— Я тебе говорил, что мне еще в лицее нравились математика и музыка. Но и история, и археология, и философия — тоже. Я хотел превзойти все науки. Положим, специалистом я бы не стал. Но я много работал, штудировал тексты в оригинале, потому что мне претят импровизации и культура понаслышке…
Она по-мальчишески подняла руки вверх.
— Ты самый честолюбивый человек из всех, кого я знаю. И одержимый к тому же. Просто одержимый.
Он уже привык к их голосам и научился их различать: три дневные сиделки и две ночные.
— Если ему повезет, он этими днями кончится. Говорят, кто умрет на Светлой неделе, попадет прямо в рай.
«У этой доброе сердце, она меня жалеет, не то что другие. Заботится о спасении моей души. А что, если она из лучших чувств перекроет капельницу? Протяну я до утра, до прихода дежурного? Правда, он может и не заметить. Зато Профессор-то уж заметит наверняка. Его честь задета, он один переживает, что не в состоянии объяснить мой случай, он один хочет любой ценой сохранить мне жизнь — в интересах науки». Однажды — он уже устал гадать, когда с ним что происходит, — Профессор легким, бережным касанием потрогал его веки и пробормотал: «Похоже, что глаза целы, но ослеп он или нет, мы не знаем. Впрочем, мы вообще ничего не знаем».
Он слышал это не впервые. «Мы не знаем даже, в сознании он или нет, — сказал как-то Профессор, — слышит ли он нас и, если слышит, понимает ли». Он слышал, узнавал его голос и прекрасно все понимал. Но что с того? «Если вы понимаете, что я говорю, — громко произнес Профессор, — пожмите мой палец!» Он рад был бы подать им знак, но не чувствовал ни своих, ни чужих пальцев.
На сей раз Профессор добавил: «Продержаться бы еще пять дней…» Через пять дней, по словам одного из ассистентов Профессора, тут обещал быть проездом в Афины доктор Жильбер Бернар, парижское светило.
— Нет, до чего честолюбив, — повторила Лаура. — Ты хочешь делать все за всех: за философов, за ориенталистов, за археологов, за историков и не знаю еще за кого. То есть ты хочешь жить чужой жизнью вместо того, чтобы быть собой, Домиником Матеем, и культивировать исключительно свой собственный дар.
— Культивировать дар? — Скрывая радость, он сделал вид, что смущен. — Чтобы что-то культивировать, надо это иметь…
— Дар у тебя точно есть. В некотором роде. Ты ни на кого не похож. Живешь ты не так, как мы, и не так понимаешь жизнь…
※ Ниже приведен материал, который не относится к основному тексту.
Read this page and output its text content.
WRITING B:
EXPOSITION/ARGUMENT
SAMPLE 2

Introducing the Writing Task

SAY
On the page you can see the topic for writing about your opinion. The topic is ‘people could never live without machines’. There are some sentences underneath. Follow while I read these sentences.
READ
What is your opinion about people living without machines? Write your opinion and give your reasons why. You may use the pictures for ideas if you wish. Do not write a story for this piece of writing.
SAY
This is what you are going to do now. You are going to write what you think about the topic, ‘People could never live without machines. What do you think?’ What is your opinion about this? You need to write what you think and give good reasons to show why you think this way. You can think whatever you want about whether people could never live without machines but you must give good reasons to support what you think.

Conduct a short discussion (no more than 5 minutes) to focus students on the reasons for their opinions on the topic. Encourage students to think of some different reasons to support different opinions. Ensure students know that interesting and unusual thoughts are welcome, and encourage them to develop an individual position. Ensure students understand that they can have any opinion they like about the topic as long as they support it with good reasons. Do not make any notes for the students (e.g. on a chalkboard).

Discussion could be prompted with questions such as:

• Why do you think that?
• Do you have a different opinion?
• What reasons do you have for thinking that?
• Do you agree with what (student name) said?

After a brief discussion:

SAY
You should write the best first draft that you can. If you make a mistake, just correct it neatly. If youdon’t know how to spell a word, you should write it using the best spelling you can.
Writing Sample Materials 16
— Но ведь до сих пор, а мне уже двадцать шесть, я ничего не сделал, разве что экзамены сдавал на отлично. Хотя бы одно открытие, хотя бы оригинальная интерпретация одиннадцатой песни «Purgatorio»[86]
, которую я перевел и прокомментировал…В глазах Лауры он заметил тень грусти и словно бы разочарования.
— Зачем же тебе что-то открывать? У тебя дар — жить. И тут ни при чем открытия и оригинальные интерпретации. Твоя модель — сократовская или гётевская. Представь себе Гёте, но
— Не понимаю, — взволнованно проронил он.
— Все понимают? — спросил их Профессор.
— Я — нет, особенно когда вы говорите быстро…
А он все понимал прекрасно. Французский, на котором говорил Профессор, был безупречен — уж конечно, докторскую он защищал в Париже. Пожалуй, он перещеголял элегантностью своего французского даже заезжее парижское светило. Доктор Бернар явно не принадлежал к исконным уроженцам Франции. По его медлительной, с запинками речи видно было, что он — из той же породы людей, что их последний директор, о котором Ваян говорил: когда надо срочно принять решение, на него находит оторопь.
— Как давно вы убедились, что пациент в сознании?
— Только позавчера, — отозвался Профессор. — До этого я неоднократно предпринимал соответствующие попытки, но безрезультатно.
— И вы уверены, что он пожал ваш палец? И пожал именно в ответ на ваш вопрос? Может, это был непреднамеренный, рефлекторный жест, которому не стоит придавать значения?
— Я повторил опыт несколько раз. Советую вам попробовать тоже — убедитесь сами.
В который раз за последнее время он почувствовал, как чужой палец осторожно, с преувеличенной деликатностью просовывается в его сжатый кулак. Потом голос Профессора произнес:
— Если вы понимаете, что я говорю, сожмите этот палец.